The Birth of the Princess-Mania
As a mom of 2 daughters and a youth leader, the title of Peggy Orenstein’s new book, Cinderella Ate My Daughter: Dispatches from the Front Lines of the New Girlie-Girl Culture, had me intrigued as soon as I heard it. I’ve enjoyed reading/skimming it these last few days.
Orenstein traced the birth of the Princess-Mania that is now pervasive for toddler and elementary school kids. She met with Disney executive, Andy Mooney, who had an epiphany at a “Disney on Ice” show in Phoenix. He found himself surrounded by little girls in princess costumes. Princess costumes that were - gasp, shudder - HOMEMADE.
Mooney knew that this was a branding opportunity that Disney had overlooked. The next day he called together his team and started working on Princess paraphernalia. The rest is history - a very profitable history.
Orenstein does a good job describing the ambiguity that parents feel about all that is Disney Princesses.
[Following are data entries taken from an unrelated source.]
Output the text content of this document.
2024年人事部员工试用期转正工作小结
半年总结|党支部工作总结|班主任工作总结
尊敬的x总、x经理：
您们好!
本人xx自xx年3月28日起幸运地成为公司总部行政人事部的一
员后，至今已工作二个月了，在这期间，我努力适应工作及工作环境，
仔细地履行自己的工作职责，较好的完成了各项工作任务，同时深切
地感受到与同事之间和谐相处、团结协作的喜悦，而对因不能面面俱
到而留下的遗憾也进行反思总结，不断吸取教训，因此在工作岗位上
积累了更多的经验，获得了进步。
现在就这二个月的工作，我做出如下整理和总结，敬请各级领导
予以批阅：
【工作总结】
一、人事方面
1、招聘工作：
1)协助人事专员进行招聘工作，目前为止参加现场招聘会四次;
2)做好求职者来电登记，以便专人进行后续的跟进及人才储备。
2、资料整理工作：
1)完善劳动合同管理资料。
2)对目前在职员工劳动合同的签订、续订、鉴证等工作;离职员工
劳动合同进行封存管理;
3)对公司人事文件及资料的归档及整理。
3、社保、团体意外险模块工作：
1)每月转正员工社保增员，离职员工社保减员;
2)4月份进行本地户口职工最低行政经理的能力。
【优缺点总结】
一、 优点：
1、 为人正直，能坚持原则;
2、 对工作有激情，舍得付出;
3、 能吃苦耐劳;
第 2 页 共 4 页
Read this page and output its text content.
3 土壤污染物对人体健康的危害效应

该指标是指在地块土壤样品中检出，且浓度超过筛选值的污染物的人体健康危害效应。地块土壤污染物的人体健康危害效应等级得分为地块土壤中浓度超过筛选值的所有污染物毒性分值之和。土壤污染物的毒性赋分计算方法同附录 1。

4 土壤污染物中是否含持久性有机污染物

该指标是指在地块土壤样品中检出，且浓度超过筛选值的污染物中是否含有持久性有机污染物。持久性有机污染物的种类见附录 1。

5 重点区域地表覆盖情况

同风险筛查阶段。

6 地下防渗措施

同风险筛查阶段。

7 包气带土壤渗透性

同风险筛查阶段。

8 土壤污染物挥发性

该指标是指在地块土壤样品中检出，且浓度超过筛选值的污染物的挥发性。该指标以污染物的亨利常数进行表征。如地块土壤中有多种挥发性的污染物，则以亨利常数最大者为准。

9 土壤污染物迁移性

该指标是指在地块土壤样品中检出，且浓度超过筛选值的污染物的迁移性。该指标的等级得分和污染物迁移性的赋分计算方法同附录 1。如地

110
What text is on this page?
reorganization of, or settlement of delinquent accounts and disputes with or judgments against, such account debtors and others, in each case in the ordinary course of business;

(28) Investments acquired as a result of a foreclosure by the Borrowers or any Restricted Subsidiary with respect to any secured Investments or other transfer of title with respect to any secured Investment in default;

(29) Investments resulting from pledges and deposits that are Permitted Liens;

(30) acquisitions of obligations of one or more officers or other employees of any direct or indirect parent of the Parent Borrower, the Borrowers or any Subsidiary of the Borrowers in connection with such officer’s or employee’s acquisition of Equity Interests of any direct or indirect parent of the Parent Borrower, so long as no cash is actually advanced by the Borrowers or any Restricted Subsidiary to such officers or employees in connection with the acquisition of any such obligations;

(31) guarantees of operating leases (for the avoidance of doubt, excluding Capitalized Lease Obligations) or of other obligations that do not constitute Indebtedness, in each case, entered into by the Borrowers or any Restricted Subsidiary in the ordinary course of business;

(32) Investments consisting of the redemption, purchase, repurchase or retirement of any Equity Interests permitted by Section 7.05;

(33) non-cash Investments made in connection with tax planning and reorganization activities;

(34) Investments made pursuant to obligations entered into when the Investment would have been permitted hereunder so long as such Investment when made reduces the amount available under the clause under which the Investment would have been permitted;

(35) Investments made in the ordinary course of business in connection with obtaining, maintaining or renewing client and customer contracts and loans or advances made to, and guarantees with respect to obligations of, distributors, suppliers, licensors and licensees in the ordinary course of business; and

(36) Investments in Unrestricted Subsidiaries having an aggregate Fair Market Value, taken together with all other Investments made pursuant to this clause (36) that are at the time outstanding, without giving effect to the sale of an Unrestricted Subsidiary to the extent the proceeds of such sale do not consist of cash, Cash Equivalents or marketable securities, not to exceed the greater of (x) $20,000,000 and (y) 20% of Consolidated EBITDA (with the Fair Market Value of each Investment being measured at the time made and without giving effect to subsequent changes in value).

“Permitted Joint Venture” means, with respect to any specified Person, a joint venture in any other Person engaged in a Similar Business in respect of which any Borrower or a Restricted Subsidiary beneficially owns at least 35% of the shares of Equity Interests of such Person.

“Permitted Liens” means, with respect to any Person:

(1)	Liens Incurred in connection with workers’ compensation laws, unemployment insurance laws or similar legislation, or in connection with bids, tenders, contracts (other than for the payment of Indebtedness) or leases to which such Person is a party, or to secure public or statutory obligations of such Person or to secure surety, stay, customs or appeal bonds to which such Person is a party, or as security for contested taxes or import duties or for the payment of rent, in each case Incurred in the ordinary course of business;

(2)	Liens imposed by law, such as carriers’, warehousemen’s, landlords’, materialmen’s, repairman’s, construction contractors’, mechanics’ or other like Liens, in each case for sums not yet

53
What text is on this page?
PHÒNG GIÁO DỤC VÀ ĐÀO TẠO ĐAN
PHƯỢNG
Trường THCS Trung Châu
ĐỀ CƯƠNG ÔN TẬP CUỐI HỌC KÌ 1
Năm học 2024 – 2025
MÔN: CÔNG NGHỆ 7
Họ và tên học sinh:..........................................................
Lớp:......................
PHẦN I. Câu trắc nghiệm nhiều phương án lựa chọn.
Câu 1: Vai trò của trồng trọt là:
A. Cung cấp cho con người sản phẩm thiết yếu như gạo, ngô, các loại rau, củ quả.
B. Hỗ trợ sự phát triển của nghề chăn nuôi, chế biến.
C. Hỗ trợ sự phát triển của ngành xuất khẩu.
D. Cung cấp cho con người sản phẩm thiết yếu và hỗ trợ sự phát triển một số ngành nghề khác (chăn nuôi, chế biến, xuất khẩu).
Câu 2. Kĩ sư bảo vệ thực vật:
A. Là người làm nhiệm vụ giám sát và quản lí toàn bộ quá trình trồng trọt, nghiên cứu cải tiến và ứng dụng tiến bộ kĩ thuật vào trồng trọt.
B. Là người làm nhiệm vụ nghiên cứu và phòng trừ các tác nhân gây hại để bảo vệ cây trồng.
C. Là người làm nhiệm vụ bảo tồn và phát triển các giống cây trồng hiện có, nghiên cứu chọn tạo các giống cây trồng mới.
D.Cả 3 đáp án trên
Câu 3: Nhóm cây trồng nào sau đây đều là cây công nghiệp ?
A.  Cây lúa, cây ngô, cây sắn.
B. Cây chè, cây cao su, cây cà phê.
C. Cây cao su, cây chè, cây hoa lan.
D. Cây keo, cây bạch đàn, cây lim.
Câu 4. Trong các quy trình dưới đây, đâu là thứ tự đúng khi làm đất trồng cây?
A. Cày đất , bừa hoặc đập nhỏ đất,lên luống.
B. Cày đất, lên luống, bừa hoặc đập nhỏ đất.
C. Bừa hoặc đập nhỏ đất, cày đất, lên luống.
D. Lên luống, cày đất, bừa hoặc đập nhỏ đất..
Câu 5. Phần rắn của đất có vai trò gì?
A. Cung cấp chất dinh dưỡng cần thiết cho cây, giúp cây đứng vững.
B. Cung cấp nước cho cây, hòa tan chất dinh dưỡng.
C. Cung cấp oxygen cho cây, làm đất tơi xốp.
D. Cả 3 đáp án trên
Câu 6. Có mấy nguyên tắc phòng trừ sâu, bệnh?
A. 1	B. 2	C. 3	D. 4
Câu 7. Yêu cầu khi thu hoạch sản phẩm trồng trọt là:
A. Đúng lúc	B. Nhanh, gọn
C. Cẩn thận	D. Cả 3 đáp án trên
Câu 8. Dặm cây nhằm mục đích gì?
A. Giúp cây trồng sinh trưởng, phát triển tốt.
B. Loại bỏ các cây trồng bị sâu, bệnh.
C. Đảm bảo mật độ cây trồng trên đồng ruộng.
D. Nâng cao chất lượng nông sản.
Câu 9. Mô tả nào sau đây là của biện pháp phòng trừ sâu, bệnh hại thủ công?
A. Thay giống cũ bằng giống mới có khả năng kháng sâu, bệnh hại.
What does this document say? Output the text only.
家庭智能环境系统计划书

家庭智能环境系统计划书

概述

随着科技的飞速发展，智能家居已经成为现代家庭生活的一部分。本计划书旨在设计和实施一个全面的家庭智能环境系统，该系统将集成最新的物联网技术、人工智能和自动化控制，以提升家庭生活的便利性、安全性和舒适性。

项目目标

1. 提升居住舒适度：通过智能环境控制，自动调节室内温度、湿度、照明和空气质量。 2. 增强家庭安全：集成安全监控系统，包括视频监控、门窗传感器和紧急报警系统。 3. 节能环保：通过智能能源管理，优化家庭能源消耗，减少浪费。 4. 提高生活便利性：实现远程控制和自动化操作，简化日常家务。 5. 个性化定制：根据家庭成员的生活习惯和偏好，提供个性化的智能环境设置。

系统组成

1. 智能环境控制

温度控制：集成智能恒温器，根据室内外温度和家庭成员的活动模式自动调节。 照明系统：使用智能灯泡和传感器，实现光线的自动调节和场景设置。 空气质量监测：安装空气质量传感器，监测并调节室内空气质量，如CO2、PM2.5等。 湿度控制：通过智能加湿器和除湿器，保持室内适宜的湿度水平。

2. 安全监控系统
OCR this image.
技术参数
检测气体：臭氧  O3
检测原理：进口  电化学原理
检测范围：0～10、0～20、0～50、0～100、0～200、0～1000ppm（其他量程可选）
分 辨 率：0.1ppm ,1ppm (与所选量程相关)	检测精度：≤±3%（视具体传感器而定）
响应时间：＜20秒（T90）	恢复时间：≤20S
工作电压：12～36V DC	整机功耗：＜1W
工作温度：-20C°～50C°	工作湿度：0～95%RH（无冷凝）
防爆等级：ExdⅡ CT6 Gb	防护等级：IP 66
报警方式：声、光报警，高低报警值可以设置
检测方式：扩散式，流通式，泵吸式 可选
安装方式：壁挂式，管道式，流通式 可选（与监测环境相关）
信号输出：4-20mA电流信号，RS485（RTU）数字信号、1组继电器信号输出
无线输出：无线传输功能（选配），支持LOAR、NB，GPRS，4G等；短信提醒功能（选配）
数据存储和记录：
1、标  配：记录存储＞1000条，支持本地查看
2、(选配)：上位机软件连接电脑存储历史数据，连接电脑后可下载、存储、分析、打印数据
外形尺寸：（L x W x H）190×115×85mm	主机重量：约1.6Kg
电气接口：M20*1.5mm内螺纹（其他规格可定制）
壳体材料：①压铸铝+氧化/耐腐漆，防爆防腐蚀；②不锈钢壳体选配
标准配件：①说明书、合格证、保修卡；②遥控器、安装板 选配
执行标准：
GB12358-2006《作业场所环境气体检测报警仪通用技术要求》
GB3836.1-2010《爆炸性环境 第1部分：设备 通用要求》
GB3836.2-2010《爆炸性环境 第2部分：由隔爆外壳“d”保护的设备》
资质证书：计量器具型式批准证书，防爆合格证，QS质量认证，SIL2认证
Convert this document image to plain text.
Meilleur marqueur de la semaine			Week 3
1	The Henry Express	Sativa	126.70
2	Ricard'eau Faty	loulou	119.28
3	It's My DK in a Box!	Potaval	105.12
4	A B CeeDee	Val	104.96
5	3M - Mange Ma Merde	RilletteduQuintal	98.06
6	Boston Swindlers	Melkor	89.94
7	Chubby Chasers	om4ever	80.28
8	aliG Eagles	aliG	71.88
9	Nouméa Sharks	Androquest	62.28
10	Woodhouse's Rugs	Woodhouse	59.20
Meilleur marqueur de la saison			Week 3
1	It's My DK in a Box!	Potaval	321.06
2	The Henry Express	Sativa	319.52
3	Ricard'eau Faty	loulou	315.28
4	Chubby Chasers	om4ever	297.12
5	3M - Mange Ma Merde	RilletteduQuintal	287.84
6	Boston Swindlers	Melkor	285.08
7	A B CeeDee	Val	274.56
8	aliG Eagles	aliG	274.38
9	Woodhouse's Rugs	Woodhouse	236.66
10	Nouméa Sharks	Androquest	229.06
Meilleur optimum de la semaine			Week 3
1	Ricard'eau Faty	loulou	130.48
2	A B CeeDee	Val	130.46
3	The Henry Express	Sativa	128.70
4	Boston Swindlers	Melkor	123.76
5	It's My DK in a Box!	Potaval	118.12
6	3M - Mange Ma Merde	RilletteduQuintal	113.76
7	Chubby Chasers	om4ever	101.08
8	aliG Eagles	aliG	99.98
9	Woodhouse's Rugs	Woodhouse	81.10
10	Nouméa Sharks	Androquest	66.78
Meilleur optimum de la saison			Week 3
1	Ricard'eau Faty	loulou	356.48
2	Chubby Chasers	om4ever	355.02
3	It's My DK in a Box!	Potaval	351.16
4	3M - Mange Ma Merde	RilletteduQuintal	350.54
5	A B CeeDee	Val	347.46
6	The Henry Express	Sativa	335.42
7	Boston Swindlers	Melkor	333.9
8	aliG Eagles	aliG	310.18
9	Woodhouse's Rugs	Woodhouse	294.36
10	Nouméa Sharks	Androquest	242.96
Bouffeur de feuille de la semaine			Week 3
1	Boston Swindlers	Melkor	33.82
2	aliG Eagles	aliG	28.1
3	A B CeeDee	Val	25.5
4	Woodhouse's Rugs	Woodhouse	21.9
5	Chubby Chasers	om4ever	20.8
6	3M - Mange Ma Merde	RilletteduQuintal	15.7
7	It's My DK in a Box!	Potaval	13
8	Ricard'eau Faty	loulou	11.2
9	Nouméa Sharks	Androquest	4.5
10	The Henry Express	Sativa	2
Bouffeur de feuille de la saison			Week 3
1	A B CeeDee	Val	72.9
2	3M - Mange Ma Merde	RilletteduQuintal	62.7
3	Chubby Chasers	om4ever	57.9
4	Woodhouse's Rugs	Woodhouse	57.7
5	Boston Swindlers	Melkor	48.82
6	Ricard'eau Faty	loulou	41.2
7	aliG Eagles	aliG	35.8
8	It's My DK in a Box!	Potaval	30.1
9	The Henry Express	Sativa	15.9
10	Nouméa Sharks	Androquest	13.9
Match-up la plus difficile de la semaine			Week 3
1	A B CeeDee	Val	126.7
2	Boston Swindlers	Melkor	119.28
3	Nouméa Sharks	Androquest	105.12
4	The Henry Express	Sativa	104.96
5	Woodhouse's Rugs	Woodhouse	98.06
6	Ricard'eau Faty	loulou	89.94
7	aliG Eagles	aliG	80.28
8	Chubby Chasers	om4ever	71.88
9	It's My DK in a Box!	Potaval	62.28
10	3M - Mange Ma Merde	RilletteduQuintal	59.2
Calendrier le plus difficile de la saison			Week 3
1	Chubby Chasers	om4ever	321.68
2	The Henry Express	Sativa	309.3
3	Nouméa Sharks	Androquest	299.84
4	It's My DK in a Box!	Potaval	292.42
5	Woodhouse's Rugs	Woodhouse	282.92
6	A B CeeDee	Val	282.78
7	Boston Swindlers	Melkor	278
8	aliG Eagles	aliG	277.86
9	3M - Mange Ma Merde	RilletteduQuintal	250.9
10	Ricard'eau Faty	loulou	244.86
In the next few blog posts, I’ll talk about some of the downsides of Princess fever.
But in the meantime, I think it’s interesting how the Princess multi-gazillion industry started - at a simple ice show when an executive noticed something in the crowd.
It’s a good word for us as leaders and parents. What are teenagers telling us that we might be missing because we’re not hearing it? How can we be more aware to needs, trends, and opportunities that might be staring us in the face?